LE PONDRÁ POR NOMBRE EMMANUEL


En este cuarto domingo de Adviento, el Evangelio nos relata los hechos que precedieron el nacimiento de Jesús, y el evangelista Mateo los presenta desde el punto de vista de san José, el prometido esposo de la Virgen María.  «Como era justo y no quería difamarla, decidió repudiarla en privado». Hay que meditar estas palabras para comprender cuál fue la prueba que José tuvo que afrontar los días anteriores al nacimiento de Jesús.

José siempre dejaba espacio para escuchar la voz de Dios, atento a los mensajes que le llegaban desde lo profundo del corazón y desde lo alto.
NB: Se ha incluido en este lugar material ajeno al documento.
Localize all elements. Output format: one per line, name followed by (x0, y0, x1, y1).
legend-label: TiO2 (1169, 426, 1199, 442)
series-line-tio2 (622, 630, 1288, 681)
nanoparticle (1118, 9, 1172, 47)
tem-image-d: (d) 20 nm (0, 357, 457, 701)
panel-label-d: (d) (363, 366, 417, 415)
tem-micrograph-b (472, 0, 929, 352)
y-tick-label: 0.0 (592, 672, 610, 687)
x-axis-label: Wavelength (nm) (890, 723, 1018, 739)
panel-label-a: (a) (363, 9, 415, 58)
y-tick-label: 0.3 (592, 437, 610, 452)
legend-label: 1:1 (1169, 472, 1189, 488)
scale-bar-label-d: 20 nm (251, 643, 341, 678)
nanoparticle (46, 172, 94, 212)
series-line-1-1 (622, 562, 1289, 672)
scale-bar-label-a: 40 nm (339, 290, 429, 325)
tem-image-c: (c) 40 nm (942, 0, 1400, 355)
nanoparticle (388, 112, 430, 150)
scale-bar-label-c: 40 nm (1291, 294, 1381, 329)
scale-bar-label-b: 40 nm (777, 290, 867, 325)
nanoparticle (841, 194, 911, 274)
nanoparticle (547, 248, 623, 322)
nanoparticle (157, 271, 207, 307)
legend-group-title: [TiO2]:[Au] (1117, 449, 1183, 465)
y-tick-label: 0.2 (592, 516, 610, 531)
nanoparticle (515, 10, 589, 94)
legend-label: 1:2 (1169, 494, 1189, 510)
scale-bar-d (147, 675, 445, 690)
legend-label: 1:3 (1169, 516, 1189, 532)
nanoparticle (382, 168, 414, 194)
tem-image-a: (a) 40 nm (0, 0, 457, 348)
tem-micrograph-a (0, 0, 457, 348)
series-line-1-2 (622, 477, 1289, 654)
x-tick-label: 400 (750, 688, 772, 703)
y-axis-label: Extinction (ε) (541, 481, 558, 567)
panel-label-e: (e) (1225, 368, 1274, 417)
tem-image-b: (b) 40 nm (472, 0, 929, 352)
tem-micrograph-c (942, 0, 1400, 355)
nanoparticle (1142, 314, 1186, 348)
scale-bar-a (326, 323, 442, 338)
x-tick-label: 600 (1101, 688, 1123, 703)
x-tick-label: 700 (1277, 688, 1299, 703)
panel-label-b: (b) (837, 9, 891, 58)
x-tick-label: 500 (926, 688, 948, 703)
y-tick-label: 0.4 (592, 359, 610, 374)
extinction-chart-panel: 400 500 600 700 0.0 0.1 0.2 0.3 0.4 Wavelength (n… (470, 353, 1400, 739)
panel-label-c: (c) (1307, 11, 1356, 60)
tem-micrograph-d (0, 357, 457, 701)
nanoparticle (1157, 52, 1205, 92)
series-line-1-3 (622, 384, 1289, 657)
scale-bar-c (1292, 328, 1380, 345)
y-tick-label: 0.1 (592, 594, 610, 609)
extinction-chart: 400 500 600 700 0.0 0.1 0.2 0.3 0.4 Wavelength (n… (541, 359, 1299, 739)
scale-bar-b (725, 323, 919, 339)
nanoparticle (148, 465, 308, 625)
No se obstinó en seguir su proyecto de vida, no permitió que el rencor le envenenase, sino que estuvo disponible para ponerse a disposición de la novedad que se le presentaba de modo desconcertante. Aceptándose según el designio del Señor, José se encuentra plenamente a sí mismo, más allá de sí mismo. Esta libertad de renunciar a lo que es suyo, a la posesión de la propia existencia, y esta plena disponibilidad interior a la voluntad de Dios, nos interpelan y nos muestran el camino. 

Nos disponemos a celebrar la Navidad contemplando a María y a José: María, la mujer llena de gracia que tuvo la valentía de fiarse totalmente de la Palabra de Dios; José, el hombre fiel y justo que prefirió creer al Señor en lugar de escuchar las voces de la duda y del orgullo humano. Con ellos, caminamos juntos hacia Belén.